Immutability is sometimes sold as the cure-all for many issues within IT, with dozens of different interpretations of what immutability means. What is immutability and how is it used? That will differ by company, but Zerto's long-term retention capability is one example of how a vendor offers immutability.
Zerto 9.5 offers long-term retention (LTR) with immutability, a recent addition to the vendor's array of disaster recovery and backup tools. In IT terms, immutability can be described as a form of write one, read many (WORM) storage.
A basic example of immutability that most administrators understand is snapshots. Once a snapshot is taken, it becomes read only under normal operations. No further writes can occur. All changes are committed to a newly created separate disk file, which enables the original disk to stay in pristine condition if the administrator needs to revert the VM to its original state. It's a cornerstone of VM management.
Immutability and VM challenges
With regards to immutability and VM backups, it becomes a bit more complex. As more companies move to cloud-based backups, their reliance on immutability grows.
Backups and restores can be slow and cumbersome. Customers that have Zerto use the product as a middling stop gap with swift restoration capabilities. This makes the integrity and restorability of long-term retention data key.
The VMware environment has some ransomware technologies that can encrypt hypervisor disk files.
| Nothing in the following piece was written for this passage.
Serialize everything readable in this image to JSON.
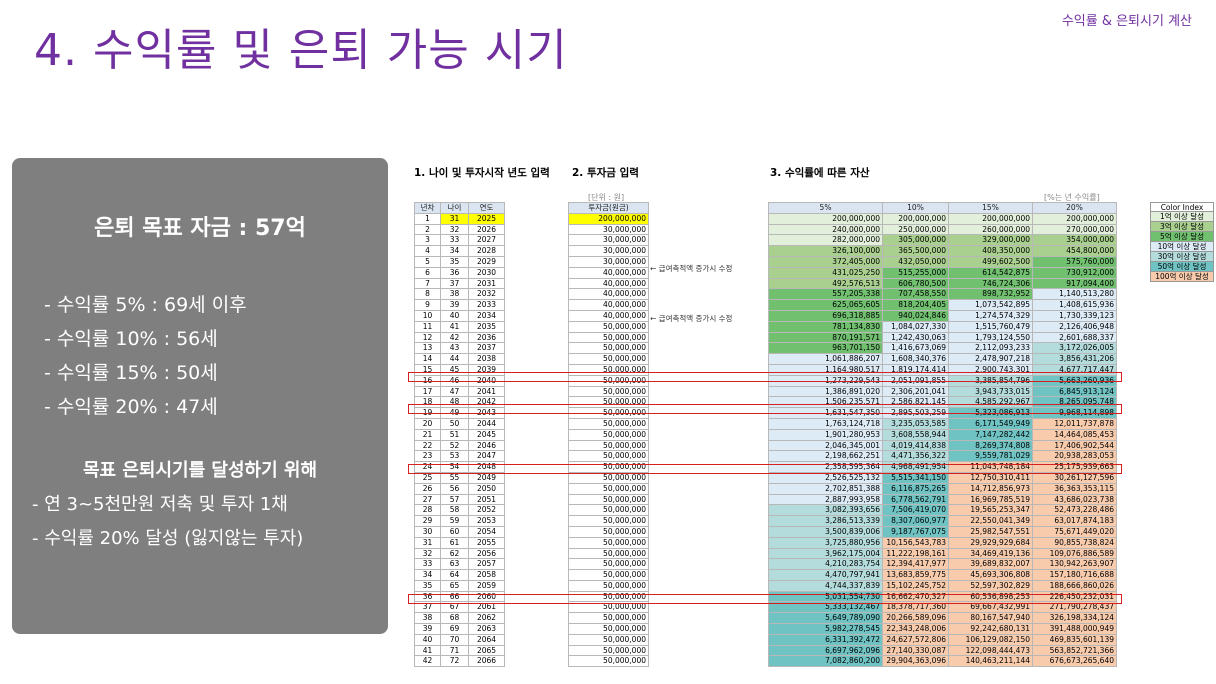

Carbon Spider and Sprite Spider are two ransomware developments that can use a now-patched vCenter flaw to gain access to hypervisor disks.
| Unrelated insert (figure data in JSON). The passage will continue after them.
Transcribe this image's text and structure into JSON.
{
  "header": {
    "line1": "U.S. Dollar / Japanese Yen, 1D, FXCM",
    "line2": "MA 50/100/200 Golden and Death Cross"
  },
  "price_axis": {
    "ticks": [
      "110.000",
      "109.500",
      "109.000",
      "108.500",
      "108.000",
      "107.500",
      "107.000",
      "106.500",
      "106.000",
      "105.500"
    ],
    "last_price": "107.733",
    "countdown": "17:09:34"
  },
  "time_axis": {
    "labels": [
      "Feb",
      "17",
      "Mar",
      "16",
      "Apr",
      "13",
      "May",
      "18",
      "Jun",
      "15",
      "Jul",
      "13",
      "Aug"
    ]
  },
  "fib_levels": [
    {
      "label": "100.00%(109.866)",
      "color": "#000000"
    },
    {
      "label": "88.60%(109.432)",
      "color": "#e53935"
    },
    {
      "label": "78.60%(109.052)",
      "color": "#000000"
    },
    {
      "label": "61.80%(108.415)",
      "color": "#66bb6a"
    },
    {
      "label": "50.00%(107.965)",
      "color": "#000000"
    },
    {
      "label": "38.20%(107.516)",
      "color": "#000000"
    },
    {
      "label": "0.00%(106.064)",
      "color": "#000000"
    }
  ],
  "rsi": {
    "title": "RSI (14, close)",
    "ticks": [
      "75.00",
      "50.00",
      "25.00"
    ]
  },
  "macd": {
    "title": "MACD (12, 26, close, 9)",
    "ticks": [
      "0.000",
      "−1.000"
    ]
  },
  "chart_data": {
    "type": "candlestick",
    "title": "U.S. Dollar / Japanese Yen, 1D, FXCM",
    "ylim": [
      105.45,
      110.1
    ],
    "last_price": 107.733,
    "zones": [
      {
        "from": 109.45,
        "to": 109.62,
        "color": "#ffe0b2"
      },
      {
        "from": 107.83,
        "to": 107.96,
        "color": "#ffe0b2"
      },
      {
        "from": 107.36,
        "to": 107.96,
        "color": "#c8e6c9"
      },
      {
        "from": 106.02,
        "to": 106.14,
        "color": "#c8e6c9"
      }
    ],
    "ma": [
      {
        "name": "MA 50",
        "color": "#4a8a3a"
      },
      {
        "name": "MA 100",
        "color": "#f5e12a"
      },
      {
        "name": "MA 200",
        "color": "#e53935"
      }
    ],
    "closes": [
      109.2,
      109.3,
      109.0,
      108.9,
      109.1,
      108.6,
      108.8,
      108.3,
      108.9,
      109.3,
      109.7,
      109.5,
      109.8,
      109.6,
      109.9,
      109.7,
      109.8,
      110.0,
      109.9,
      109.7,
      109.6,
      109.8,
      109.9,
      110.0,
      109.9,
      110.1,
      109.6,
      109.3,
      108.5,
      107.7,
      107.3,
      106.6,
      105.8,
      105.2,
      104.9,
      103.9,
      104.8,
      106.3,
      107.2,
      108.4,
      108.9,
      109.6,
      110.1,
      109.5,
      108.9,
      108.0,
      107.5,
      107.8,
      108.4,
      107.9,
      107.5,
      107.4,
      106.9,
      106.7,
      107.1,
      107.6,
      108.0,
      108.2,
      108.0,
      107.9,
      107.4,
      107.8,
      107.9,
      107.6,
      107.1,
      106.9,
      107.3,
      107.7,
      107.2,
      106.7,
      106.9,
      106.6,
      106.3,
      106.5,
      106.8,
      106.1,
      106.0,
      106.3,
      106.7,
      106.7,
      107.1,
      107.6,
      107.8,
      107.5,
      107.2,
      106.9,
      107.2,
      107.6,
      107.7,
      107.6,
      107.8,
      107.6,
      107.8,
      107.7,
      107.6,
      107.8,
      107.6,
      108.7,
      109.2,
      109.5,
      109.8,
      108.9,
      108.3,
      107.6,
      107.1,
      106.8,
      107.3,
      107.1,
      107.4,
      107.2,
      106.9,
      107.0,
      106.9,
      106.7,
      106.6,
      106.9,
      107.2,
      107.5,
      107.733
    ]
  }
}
In a worst-case scenario, a ransomware tool could take out the working environment and encrypt the non-air gapped LTR files.
The issue is that while the product itself may mark something as immutable, that doesn't mean a compromised OS/hypervisor on which the OS is hosted could not delete, corrupt or encrypt those files. This would essentially pull the immutability capability from the product.
This is part of the reason immutability is offered first in AWS and S3-compatible storage systems. While the highly controlled nature of AWS storage and the files that make up the VM may be immutable under normal circumstances, malware could encrypt the underlying disk. That's before even considering data loss due to hardware failure.
Preserve backup integrity with object locks
The integrity of LTR backups is crucial -- once completed, any change means a point-in-time snapshot isn't a true point-in-time copy.
In Zerto 9.5, the platform provides the option to prevent changes to LTR backups for defined periods. Administrator can specify windows of immutability during which even standard administrator accounts can't manipulate data. This functionality is achieved with S3 object locks.
Object locks offer a form of special retention that prevents changes to the data in question. If a VM disk is object locked, it is considered immutable by almost all accounts.
If several dozen VMs become encrypted, it's possible to quickly and efficiently restore them from the LTR backup copy to just prior to the incident happening. Those LTR backups are essentially cast in stone and can be restored from AWS.